This makes no sense to me:
Over the past week, the share prices for Canadian media giant CanWest have been hammered. At the moment, it’s trading at $1 a share (it’s been as low as 95 cents today); five days ago it was about $1.47., and the 52-week high was over $8 a share.
I’ve been tracking this, and the stock has underperformed market averages every day this week.
Yet when I do a google search on the words “CanWest” “share” and “price,” the top three hits are news story from January 2007 and July 2008, and a blog post I wrote about this a couple of days ago.

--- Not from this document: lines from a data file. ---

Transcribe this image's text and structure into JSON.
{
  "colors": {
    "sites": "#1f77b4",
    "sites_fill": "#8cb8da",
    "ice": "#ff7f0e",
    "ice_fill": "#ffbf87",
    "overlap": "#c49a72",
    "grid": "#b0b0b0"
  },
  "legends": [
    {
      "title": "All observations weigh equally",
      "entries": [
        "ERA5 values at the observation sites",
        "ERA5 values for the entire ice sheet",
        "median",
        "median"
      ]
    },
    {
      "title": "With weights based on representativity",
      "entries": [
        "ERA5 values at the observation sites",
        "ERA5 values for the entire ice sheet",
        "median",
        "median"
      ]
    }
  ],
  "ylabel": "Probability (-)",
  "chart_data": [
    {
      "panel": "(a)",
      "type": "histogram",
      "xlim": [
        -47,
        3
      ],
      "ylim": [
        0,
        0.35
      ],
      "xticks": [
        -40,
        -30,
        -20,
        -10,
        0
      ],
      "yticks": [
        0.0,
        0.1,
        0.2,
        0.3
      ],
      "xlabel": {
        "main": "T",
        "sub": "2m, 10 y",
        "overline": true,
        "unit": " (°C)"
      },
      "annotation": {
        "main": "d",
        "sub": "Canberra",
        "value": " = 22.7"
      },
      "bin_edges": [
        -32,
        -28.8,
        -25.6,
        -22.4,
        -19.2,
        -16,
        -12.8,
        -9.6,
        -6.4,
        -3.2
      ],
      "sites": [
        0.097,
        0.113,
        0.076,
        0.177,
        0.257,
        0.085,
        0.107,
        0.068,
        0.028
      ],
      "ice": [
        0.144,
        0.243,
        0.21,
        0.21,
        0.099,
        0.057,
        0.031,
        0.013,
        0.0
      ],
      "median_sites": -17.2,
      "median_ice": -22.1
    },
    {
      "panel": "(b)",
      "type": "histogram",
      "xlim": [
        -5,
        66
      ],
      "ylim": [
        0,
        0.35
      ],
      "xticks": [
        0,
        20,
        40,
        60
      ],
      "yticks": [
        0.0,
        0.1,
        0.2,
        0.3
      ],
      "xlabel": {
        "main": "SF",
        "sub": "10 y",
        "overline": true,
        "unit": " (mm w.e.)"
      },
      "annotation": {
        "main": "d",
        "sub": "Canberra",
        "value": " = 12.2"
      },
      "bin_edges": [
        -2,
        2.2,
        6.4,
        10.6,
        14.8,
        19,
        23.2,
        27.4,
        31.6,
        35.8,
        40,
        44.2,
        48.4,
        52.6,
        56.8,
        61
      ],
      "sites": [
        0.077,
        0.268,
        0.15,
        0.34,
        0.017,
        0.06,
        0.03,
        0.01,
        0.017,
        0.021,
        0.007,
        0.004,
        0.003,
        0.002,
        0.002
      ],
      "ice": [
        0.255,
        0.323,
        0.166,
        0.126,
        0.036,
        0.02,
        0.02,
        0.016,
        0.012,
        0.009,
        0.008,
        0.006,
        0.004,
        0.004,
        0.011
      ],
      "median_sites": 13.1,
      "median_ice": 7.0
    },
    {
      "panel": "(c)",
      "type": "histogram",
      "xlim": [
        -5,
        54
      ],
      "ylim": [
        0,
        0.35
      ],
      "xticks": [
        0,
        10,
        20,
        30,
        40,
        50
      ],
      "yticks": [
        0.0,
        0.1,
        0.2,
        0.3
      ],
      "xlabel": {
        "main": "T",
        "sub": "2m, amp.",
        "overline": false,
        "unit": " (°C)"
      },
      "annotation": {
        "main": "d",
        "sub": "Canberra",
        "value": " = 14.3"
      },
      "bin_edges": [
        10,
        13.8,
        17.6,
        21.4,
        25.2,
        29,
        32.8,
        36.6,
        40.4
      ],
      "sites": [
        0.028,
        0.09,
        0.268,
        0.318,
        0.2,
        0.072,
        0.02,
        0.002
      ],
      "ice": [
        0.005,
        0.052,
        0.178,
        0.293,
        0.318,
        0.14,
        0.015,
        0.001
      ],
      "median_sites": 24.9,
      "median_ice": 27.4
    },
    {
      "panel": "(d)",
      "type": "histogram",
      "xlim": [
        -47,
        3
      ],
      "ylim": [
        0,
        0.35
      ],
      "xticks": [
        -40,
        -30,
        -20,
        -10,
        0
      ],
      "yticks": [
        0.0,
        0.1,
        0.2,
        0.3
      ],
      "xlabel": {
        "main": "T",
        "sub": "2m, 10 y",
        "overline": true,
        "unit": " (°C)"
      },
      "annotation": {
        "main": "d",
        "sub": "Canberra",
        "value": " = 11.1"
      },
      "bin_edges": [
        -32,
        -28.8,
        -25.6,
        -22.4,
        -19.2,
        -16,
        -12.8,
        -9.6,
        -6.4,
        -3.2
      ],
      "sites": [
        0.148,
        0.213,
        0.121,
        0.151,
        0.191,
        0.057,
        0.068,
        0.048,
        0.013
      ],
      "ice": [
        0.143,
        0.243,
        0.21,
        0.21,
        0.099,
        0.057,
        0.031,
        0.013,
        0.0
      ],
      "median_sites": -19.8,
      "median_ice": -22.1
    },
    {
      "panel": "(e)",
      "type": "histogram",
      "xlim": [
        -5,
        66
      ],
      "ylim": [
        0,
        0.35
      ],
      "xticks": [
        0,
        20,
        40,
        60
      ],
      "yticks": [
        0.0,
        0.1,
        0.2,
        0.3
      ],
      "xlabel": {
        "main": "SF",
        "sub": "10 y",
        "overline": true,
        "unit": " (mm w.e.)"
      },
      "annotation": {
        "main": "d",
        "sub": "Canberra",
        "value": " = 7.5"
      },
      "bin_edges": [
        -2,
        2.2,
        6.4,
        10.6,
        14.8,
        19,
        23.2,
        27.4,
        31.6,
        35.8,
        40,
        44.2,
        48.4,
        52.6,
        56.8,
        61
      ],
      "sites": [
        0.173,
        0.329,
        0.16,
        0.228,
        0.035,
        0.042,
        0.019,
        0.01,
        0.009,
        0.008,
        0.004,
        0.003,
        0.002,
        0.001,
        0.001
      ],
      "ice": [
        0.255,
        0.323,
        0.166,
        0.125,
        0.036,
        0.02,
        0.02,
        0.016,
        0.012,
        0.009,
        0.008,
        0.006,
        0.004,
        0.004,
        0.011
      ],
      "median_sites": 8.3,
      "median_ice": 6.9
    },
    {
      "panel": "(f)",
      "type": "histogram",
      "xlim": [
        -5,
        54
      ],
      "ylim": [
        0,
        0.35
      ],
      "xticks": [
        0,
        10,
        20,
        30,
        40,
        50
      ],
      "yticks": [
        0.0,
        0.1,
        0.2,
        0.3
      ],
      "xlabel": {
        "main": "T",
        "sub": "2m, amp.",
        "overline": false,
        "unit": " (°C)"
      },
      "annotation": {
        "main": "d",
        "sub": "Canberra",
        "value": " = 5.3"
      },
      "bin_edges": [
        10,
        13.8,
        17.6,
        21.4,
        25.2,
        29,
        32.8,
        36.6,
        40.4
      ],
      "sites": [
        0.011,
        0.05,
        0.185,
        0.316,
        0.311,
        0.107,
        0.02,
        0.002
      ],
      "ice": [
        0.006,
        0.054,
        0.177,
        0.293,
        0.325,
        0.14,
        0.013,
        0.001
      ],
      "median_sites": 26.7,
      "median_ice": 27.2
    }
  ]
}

Really? We have what appears to be a significant Canadian business story here, and in the general Google search category the results throw up two outdated stories and a small blog post.
When I hit the “news” tab at Google I get a single relevant story, the Globe & Mail’s piece CanWest’s woes ‘very challenging for the foreseeable future’.
It is, perhaps, not surprising that none of the CanWest-owned newspapers appear to be covering this story. What is surprising is that very few others seem to be covering it, either.
UPDATE: The business press is starting to ctach up to this story. Just after I posted this this morning, I did another Google check and found a Reuters piece, Canwest stock below C$1 as ad outlook darkens.
Tags: business, CanWest, journalism

Canwest doesn’t seem to be in a self-reflexive mood right now. No surprise that they are not writing their own obit. Besides they’ve never really been into that whole web 2.0, information for everyone ethic.
What’s surprising is the relative quietness of Torstar, Sun Media and the Globe and Mail. Perhaps the other papers aren’t too quick to gloat because of the precariousness of their own positions.